Marvell, The Picture of Little T C in a Prospect of Flowers
See with what simplicity
This nymph begins her golden days!
In the green grass she loves to lie
It’s impossible to pin down what makes the first three lines of Marvell’s ‘The Picture of Little T. C. in a Prospect of Flowers’ such a magical fusion of tenderness, delicacy and radiant energy. It’s something to do with the degree to which different beauties of the writing breathe life into each other.
One such beauty is the sheer lightness and sophisticated simplicity of the poet’s metrical, phonetic and syntactical fingering. Sounds and rhythmic contours melt into or swell out of each other smoothly, and the metre is handled in a way that gives a clear impact to tiny shifts of metrical weight. Such sensitivity in the writing creates a heightened receptiveness in the reader. I myself, and I’m sure I’m not alone in this, find my imagination playing delightedly around every syllable and the spaces between them, picking up multiple suggestions whose life is in their movement, the way they twine round each other without crystallising into fixity.
For example, in the third line two iambic feet, each consisting of an unstressed syllable followed by a stressed one, are replaced by a single ionic foot: two unstressed syllables followed by two stressed one –‘in the green grass’. The emphasis of GREEN GRASS is reinforced by double alliteration.

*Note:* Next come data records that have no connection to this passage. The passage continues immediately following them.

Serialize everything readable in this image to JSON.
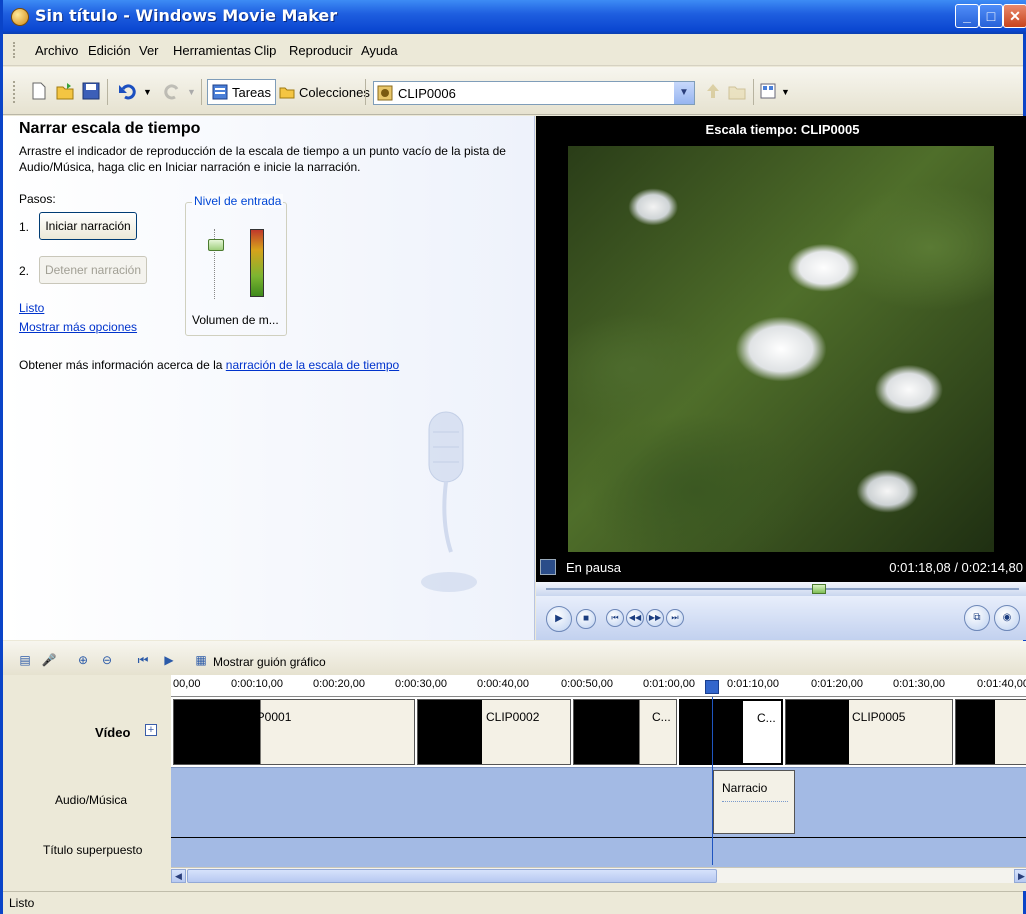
{
  "window": {
    "title": "Sin título - Windows Movie Maker"
  },
  "menu": [
    "Archivo",
    "Edición",
    "Ver",
    "Herramientas",
    "Clip",
    "Reproducir",
    "Ayuda"
  ],
  "toolbar": {
    "tareas_label": "Tareas",
    "colecciones_label": "Colecciones",
    "collection_value": "CLIP0006"
  },
  "taskpane": {
    "title": "Narrar escala de tiempo",
    "description": "Arrastre el indicador de reproducción de la escala de tiempo a un punto vacío de la pista de Audio/Música, haga clic en Iniciar narración e inicie la narración.",
    "steps_label": "Pasos:",
    "step1_num": "1.",
    "step1_button": "Iniciar narración",
    "step2_num": "2.",
    "step2_button": "Detener narración",
    "input_level_legend": "Nivel de entrada",
    "volume_label": "Volumen de m...",
    "done_link": "Listo",
    "more_options_link": "Mostrar más opciones",
    "info_text": "Obtener más información acerca de la",
    "info_link": "narración de la escala de tiempo"
  },
  "preview": {
    "title": "Escala tiempo: CLIP0005",
    "status": "En pausa",
    "time": "0:01:18,08 / 0:02:14,80",
    "seek_fraction": 0.58
  },
  "timeline": {
    "storyboard_label": "Mostrar guión gráfico",
    "ruler_ticks": [
      "00,00",
      "0:00:10,00",
      "0:00:20,00",
      "0:00:30,00",
      "0:00:40,00",
      "0:00:50,00",
      "0:01:00,00",
      "0:01:10,00",
      "0:01:20,00",
      "0:01:30,00",
      "0:01:40,00"
    ],
    "tracks": {
      "video": "Vídeo",
      "audio": "Audio/Música",
      "title_overlay": "Título superpuesto"
    },
    "clips": [
      "CLIP0001",
      "CLIP0002",
      "C...",
      "C...",
      "CLIP0005"
    ],
    "narration_clip": "Narracio"
  },
  "statusbar": {
    "text": "Listo"
  }
}
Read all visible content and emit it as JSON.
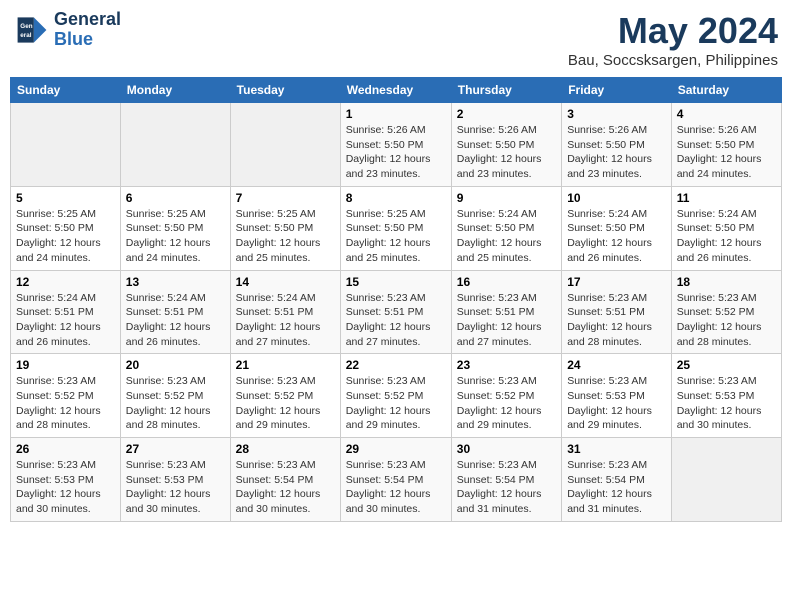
{
  "header": {
    "logo_line1": "General",
    "logo_line2": "Blue",
    "month": "May 2024",
    "location": "Bau, Soccsksargen, Philippines"
  },
  "weekdays": [
    "Sunday",
    "Monday",
    "Tuesday",
    "Wednesday",
    "Thursday",
    "Friday",
    "Saturday"
  ],
  "weeks": [
    [
      {
        "day": "",
        "sunrise": "",
        "sunset": "",
        "daylight": ""
      },
      {
        "day": "",
        "sunrise": "",
        "sunset": "",
        "daylight": ""
      },
      {
        "day": "",
        "sunrise": "",
        "sunset": "",
        "daylight": ""
      },
      {
        "day": "1",
        "sunrise": "Sunrise: 5:26 AM",
        "sunset": "Sunset: 5:50 PM",
        "daylight": "Daylight: 12 hours and 23 minutes."
      },
      {
        "day": "2",
        "sunrise": "Sunrise: 5:26 AM",
        "sunset": "Sunset: 5:50 PM",
        "daylight": "Daylight: 12 hours and 23 minutes."
      },
      {
        "day": "3",
        "sunrise": "Sunrise: 5:26 AM",
        "sunset": "Sunset: 5:50 PM",
        "daylight": "Daylight: 12 hours and 23 minutes."
      },
      {
        "day": "4",
        "sunrise": "Sunrise: 5:26 AM",
        "sunset": "Sunset: 5:50 PM",
        "daylight": "Daylight: 12 hours and 24 minutes."
      }
    ],
    [
      {
        "day": "5",
        "sunrise": "Sunrise: 5:25 AM",
        "sunset": "Sunset: 5:50 PM",
        "daylight": "Daylight: 12 hours and 24 minutes."
      },
      {
        "day": "6",
        "sunrise": "Sunrise: 5:25 AM",
        "sunset": "Sunset: 5:50 PM",
        "daylight": "Daylight: 12 hours and 24 minutes."
      },
      {
        "day": "7",
        "sunrise": "Sunrise: 5:25 AM",
        "sunset": "Sunset: 5:50 PM",
        "daylight": "Daylight: 12 hours and 25 minutes."
      },
      {
        "day": "8",
        "sunrise": "Sunrise: 5:25 AM",
        "sunset": "Sunset: 5:50 PM",
        "daylight": "Daylight: 12 hours and 25 minutes."
      },
      {
        "day": "9",
        "sunrise": "Sunrise: 5:24 AM",
        "sunset": "Sunset: 5:50 PM",
        "daylight": "Daylight: 12 hours and 25 minutes."
      },
      {
        "day": "10",
        "sunrise": "Sunrise: 5:24 AM",
        "sunset": "Sunset: 5:50 PM",
        "daylight": "Daylight: 12 hours and 26 minutes."
      },
      {
        "day": "11",
        "sunrise": "Sunrise: 5:24 AM",
        "sunset": "Sunset: 5:50 PM",
        "daylight": "Daylight: 12 hours and 26 minutes."
      }
    ],
    [
      {
        "day": "12",
        "sunrise": "Sunrise: 5:24 AM",
        "sunset": "Sunset: 5:51 PM",
        "daylight": "Daylight: 12 hours and 26 minutes."
      },
      {
        "day": "13",
        "sunrise": "Sunrise: 5:24 AM",
        "sunset": "Sunset: 5:51 PM",
        "daylight": "Daylight: 12 hours and 26 minutes."
      },
      {
        "day": "14",
        "sunrise": "Sunrise: 5:24 AM",
        "sunset": "Sunset: 5:51 PM",
        "daylight": "Daylight: 12 hours and 27 minutes."
      },
      {
        "day": "15",
        "sunrise": "Sunrise: 5:23 AM",
        "sunset": "Sunset: 5:51 PM",
        "daylight": "Daylight: 12 hours and 27 minutes."
      },
      {
        "day": "16",
        "sunrise": "Sunrise: 5:23 AM",
        "sunset": "Sunset: 5:51 PM",
        "daylight": "Daylight: 12 hours and 27 minutes."
      },
      {
        "day": "17",
        "sunrise": "Sunrise: 5:23 AM",
        "sunset": "Sunset: 5:51 PM",
        "daylight": "Daylight: 12 hours and 28 minutes."
      },
      {
        "day": "18",
        "sunrise": "Sunrise: 5:23 AM",
        "sunset": "Sunset: 5:52 PM",
        "daylight": "Daylight: 12 hours and 28 minutes."
      }
    ],
    [
      {
        "day": "19",
        "sunrise": "Sunrise: 5:23 AM",
        "sunset": "Sunset: 5:52 PM",
        "daylight": "Daylight: 12 hours and 28 minutes."
      },
      {
        "day": "20",
        "sunrise": "Sunrise: 5:23 AM",
        "sunset": "Sunset: 5:52 PM",
        "daylight": "Daylight: 12 hours and 28 minutes."
      },
      {
        "day": "21",
        "sunrise": "Sunrise: 5:23 AM",
        "sunset": "Sunset: 5:52 PM",
        "daylight": "Daylight: 12 hours and 29 minutes."
      },
      {
        "day": "22",
        "sunrise": "Sunrise: 5:23 AM",
        "sunset": "Sunset: 5:52 PM",
        "daylight": "Daylight: 12 hours and 29 minutes."
      },
      {
        "day": "23",
        "sunrise": "Sunrise: 5:23 AM",
        "sunset": "Sunset: 5:52 PM",
        "daylight": "Daylight: 12 hours and 29 minutes."
      },
      {
        "day": "24",
        "sunrise": "Sunrise: 5:23 AM",
        "sunset": "Sunset: 5:53 PM",
        "daylight": "Daylight: 12 hours and 29 minutes."
      },
      {
        "day": "25",
        "sunrise": "Sunrise: 5:23 AM",
        "sunset": "Sunset: 5:53 PM",
        "daylight": "Daylight: 12 hours and 30 minutes."
      }
    ],
    [
      {
        "day": "26",
        "sunrise": "Sunrise: 5:23 AM",
        "sunset": "Sunset: 5:53 PM",
        "daylight": "Daylight: 12 hours and 30 minutes."
      },
      {
        "day": "27",
        "sunrise": "Sunrise: 5:23 AM",
        "sunset": "Sunset: 5:53 PM",
        "daylight": "Daylight: 12 hours and 30 minutes."
      },
      {
        "day": "28",
        "sunrise": "Sunrise: 5:23 AM",
        "sunset": "Sunset: 5:54 PM",
        "daylight": "Daylight: 12 hours and 30 minutes."
      },
      {
        "day": "29",
        "sunrise": "Sunrise: 5:23 AM",
        "sunset": "Sunset: 5:54 PM",
        "daylight": "Daylight: 12 hours and 30 minutes."
      },
      {
        "day": "30",
        "sunrise": "Sunrise: 5:23 AM",
        "sunset": "Sunset: 5:54 PM",
        "daylight": "Daylight: 12 hours and 31 minutes."
      },
      {
        "day": "31",
        "sunrise": "Sunrise: 5:23 AM",
        "sunset": "Sunset: 5:54 PM",
        "daylight": "Daylight: 12 hours and 31 minutes."
      },
      {
        "day": "",
        "sunrise": "",
        "sunset": "",
        "daylight": ""
      }
    ]
  ]
}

Why bother to mention, let alone emphasize that the grass is green? Well, green and gold come together repeatedly in Marvell, always with a mysteriously reverential and lovely effect. There’s something additional here, though. To an adult the greenness of the grass may seem obvious. By emphasising it, Marvell suggests the delight of the child’s world of perpetual discovery where nothing is taken for granted. In that way it’s like a more delicate version of Ted Hughes’ poem ‘The Full Moon and Little Frieda’.

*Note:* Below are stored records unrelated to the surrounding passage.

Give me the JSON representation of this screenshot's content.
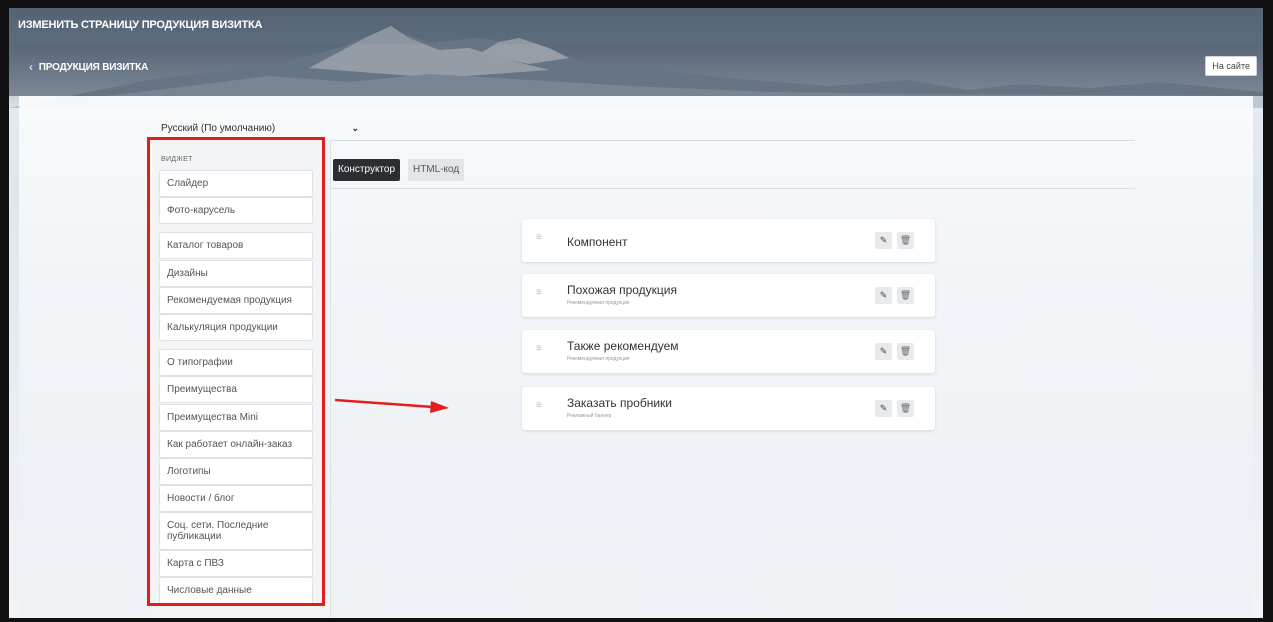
{
  "header": {
    "title": "ИЗМЕНИТЬ СТРАНИЦУ ПРОДУКЦИЯ ВИЗИТКА",
    "back_label": "ПРОДУКЦИЯ ВИЗИТКА",
    "site_button": "На сайте"
  },
  "language": {
    "selected": "Русский (По умолчанию)"
  },
  "sidebar": {
    "heading": "ВИДЖЕТ",
    "items": [
      "Слайдер",
      "Фото-карусель",
      "Каталог товаров",
      "Дизайны",
      "Рекомендуемая продукция",
      "Калькуляция продукции",
      "О типографии",
      "Преимущества",
      "Преимущества Mini",
      "Как работает онлайн-заказ",
      "Логотипы",
      "Новости / блог",
      "Соц. сети. Последние публикации",
      "Карта с ПВЗ",
      "Числовые данные"
    ]
  },
  "tabs": {
    "constructor": "Конструктор",
    "html": "HTML-код"
  },
  "components": [
    {
      "title": "Компонент",
      "subtitle": ""
    },
    {
      "title": "Похожая продукция",
      "subtitle": "Рекомендуемая продукция"
    },
    {
      "title": "Также рекомендуем",
      "subtitle": "Рекомендуемая продукция"
    },
    {
      "title": "Заказать пробники",
      "subtitle": "Рекламный баннер"
    }
  ],
  "icons": {
    "drag": "drag-handle-icon",
    "edit": "pencil-icon",
    "delete": "trash-icon",
    "back": "chevron-left-icon",
    "select": "chevron-down-icon"
  },
  "colors": {
    "highlight": "#e51c1c",
    "active_tab": "#2b2f33"
  }
}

However, Marvell doesn’t hammer his point home as Hughes does. He’s no sooner hinted at it than he shifts attention away from it. The way the paired alliterating stresses of ‘green grass’ are balanced by the paired alliterating stresses of ‘loves to lie’ gives a purely musical pleasure that moves us on from focusing in too isolating a way on the idea of the child’s innocence. But this musical pleasure isn’t separated from the wider life of the line either. The alliteration gives forceful expression to the child’s joy and draws us into it as we say the phrase. And like the bold opening command – ‘See’ – it’s one of the things that gives the lines what I called their radiant energy. But this energy is of an essentially gentle kind, befitting the tenderness of the poet’s regard.